To do this we measure the production of nitrate (NO3) and ammonium (NH4+), nitrogen-containing compounds that plants can use and that are produced when microbes digest leaf litter on the forest floor, by performing regular soil incubations.  For each incubation, we take soil cores from each plot and measure “initial” concentrations of nitrate and ammonium in our lab at Smith.  For each soil core we take back to lab, we leave a second soil core, obtained next to the first, in the ground in a PVC sleeve.  We come back to the forest after at least three weeks, bring those incubated cores back to lab, and measure the “final” concentrations of nitrate and ammonium in those samples.  We then use the difference between the initial and final nitrogen concentrations to calculate the rate at which these compounds are being produced in the soil, and use these rates as a quantitative way to compare nutrient cycling between the three forest types.

coresPVC
Soil cores ready to go back to the lab for processing (left), and a soil core incubating in a PVC sleeve in the field (right).

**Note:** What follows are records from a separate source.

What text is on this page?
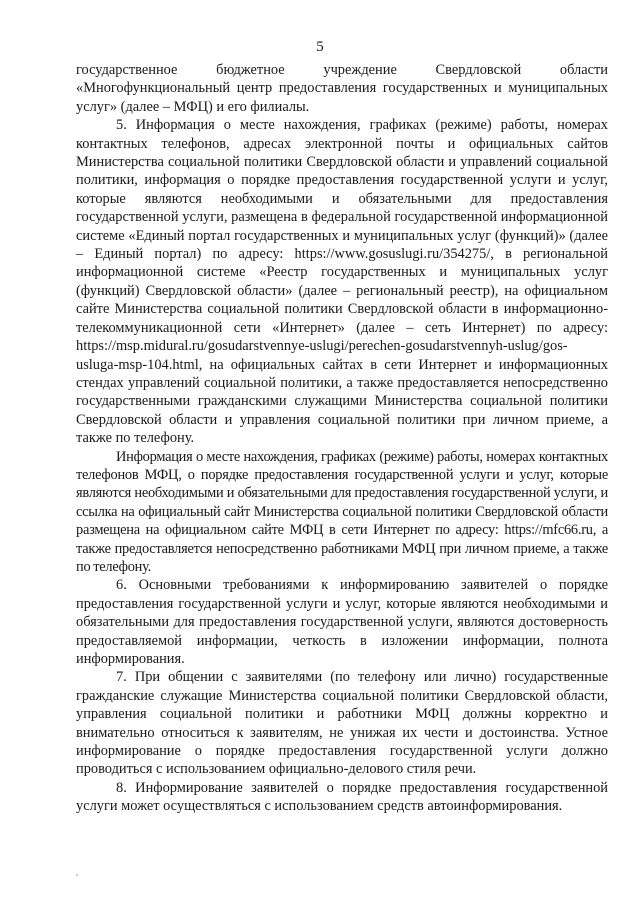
5

государственное бюджетное учреждение Свердловской области «Многофункциональный центр предоставления государственных и муниципальных услуг» (далее – МФЦ) и его филиалы.

5. Информация о месте нахождения, графиках (режиме) работы, номерах контактных телефонов, адресах электронной почты и официальных сайтов Министерства социальной политики Свердловской области и управлений социальной политики, информация о порядке предоставления государственной услуги и услуг, которые являются необходимыми и обязательными для предоставления государственной услуги, размещена в федеральной государственной информационной системе «Единый портал государственных и муниципальных услуг (функций)» (далее – Единый портал) по адресу: https://www.gosuslugi.ru/354275/, в региональной информационной системе «Реестр государственных и муниципальных услуг (функций) Свердловской области» (далее – региональный реестр), на официальном сайте Министерства социальной политики Свердловской области в информационно-телекоммуникационной сети «Интернет» (далее – сеть Интернет) по адресу: https://msp.midural.ru/gosudarstvennye-uslugi/perechen-gosudarstvennyh-uslug/gos-usluga-msp-104.html, на официальных сайтах в сети Интернет и информационных стендах управлений социальной политики, а также предоставляется непосредственно государственными гражданскими служащими Министерства социальной политики Свердловской области и управления социальной политики при личном приеме, а также по телефону.

Информация о месте нахождения, графиках (режиме) работы, номерах контактных телефонов МФЦ, о порядке предоставления государственной услуги и услуг, которые являются необходимыми и обязательными для предоставления государственной услуги, и ссылка на официальный сайт Министерства социальной политики Свердловской области размещена на официальном сайте МФЦ в сети Интернет по адресу: https://mfc66.ru, а также предоставляется непосредственно работниками МФЦ при личном приеме, а также по телефону.

6. Основными требованиями к информированию заявителей о порядке предоставления государственной услуги и услуг, которые являются необходимыми и обязательными для предоставления государственной услуги, являются достоверность предоставляемой информации, четкость в изложении информации, полнота информирования.

7. При общении с заявителями (по телефону или лично) государственные гражданские служащие Министерства социальной политики Свердловской области, управления социальной политики и работники МФЦ должны корректно и внимательно относиться к заявителям, не унижая их чести и достоинства. Устное информирование о порядке предоставления государственной услуги должно проводиться с использованием официально-делового стиля речи.

8. Информирование заявителей о порядке предоставления государственной услуги может осуществляться с использованием средств автоинформирования.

Our research hasn’t always gone as planned.  In 2010, professor Rhodes’s lab established their hemlock plot as one representing a “healthy, mature hemlock forest.”  Last year, however, we started to notice the adelgid near this plot, and began to see an increase in the amount of nitrogen produced in the soil as well, a typical sign of adelgid invasion.  This summer we want to see if this trend is still evident, and though we can’t really think of this hemlock plot as our “healthy hemlock forest control” any more, now we can track how the soil changes at the beginning of an infestation, using the data collected before the infestation as our baseline.

Our work and the work of other Smith students and professors will contribute to the growing body of literature on the effects of the hemlock woolly adelgid infestation on our New England forests.  This will help scientists, foresters, and policymakers confronted with the daunting task of dealing with the adelgid infestation to make more informed management decisions.  And though I’m not actively working to eradicate the adelgid, I’m proud to be doing my own small part, gathering information that might be useful for managing this invasion and other similar biological invasions as well.

–       Jenna Zukswert ‘13

Jenna graduated in May with a double major in Biological Sciences and Environmental Science and Policy.  She will be attending the University of British Columbia in Vancouver this fall to pursue a Master of Science degree in Forestry. She hopes to pursue a career in science education.